The Real Tree of Life

We know it when we’ve upset someone and they arc back at us just about how they feel. They often seem intent on upsetting us as much as they themselves are upset, not realising in that moment that their “harsh word” will usually create an angry response in us. So much for hopes of quelling the situation!

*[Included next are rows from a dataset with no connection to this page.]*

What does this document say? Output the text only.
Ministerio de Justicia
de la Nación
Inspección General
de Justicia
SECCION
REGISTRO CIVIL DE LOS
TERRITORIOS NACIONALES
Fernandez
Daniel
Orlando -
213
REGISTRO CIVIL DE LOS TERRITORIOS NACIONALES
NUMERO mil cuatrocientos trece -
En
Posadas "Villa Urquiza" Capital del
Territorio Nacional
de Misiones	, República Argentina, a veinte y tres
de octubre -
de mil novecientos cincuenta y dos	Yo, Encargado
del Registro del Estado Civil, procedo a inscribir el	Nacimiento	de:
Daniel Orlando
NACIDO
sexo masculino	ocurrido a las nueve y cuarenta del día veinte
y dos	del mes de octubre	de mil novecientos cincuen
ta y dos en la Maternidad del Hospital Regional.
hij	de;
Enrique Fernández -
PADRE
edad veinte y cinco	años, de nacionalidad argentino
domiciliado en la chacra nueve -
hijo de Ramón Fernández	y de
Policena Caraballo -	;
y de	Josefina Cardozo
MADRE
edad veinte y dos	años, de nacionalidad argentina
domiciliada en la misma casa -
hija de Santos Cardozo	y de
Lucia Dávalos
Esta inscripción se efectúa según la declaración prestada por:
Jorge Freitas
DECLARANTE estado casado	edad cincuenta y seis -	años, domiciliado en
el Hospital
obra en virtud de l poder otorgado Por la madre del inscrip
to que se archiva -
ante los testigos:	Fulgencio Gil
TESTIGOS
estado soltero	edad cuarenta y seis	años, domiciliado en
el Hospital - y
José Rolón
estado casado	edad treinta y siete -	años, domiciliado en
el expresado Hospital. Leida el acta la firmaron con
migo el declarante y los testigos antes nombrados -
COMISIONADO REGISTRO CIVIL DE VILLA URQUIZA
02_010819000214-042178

This is the final chapter of predominantly tree of life meaning contrastive “but” proverbs. Chapter 16 and onwards features a range of different styles of proverbs. It’s almost as if Proverbs is maturing more and more in structure over the 31-chapter journey, or certainly perhaps leading the reader onto the maturity it hopes to instill that way.

The themes of Proverbs 15 are grouped as follows:

A Patient Tongue Prevents Anger and Promotes Life

The “tongue” is a keyword and theme in the undercurrent of this chapter, and this is concentrated in verses 1-4. Patience exacted in life brings life to others. It is a quality that features subsidiary virtue, like compassion, for instance. In other words, patience is made manifest via compassion (as one example – kindness would be another).

Verses 23, 28 and 30 also illuminate the earlier portion. Timeliness of reply, for example, is a great feature of the discernment in Wisdom, and joy is known to both the giver and the receiver of the reply. ‘Weighing our answers’ is also a mark that we care enough to prudently deliver (in patience) our communication.

Issues on anger (wrath) come up in verses 1, 13 and 18. The perfect answer to anger is patience.

Wisdom – A Journey through Discipline

“Discipline” is mentioned in Proverbs 15 three times (verses 5, 10, 32) but its idea underpins some of the other proverbs too. The simple message is we cannot achieve a heart known to Wisdom until it goes through various disciplining experiences along that journey. Tough but true. Then, at last, there is “treasure” to be had in it, once we’ve acquired a good measure of Wisdom (verse 6).

Discipline is a necessary goad. It is training us in our ways, and those toward life – the abundant life.

Allusions to ‘Living’ and ‘Dying’

There is a vacillation between a couplet of proverbs (verses 10 and 11) that speak on death for those wandering from God’s ancient path – that Wisdom alone commands the destiny of all, even to the deeper reaches of that place known as the Sheol experience – and many allusions to life for the upright, and particularly the imagery of the “tree of life”.

This thoroughly gorgeous “tree of life” image is only known to Proverbs other than Genesis and Revelation. Proverbs is perhaps the only one, however, that provides us with a description of what the tree of life looks like i.e. the real tree is not a tree at all – it’s pointing us back to Wisdom… Wisdom is the tree of life.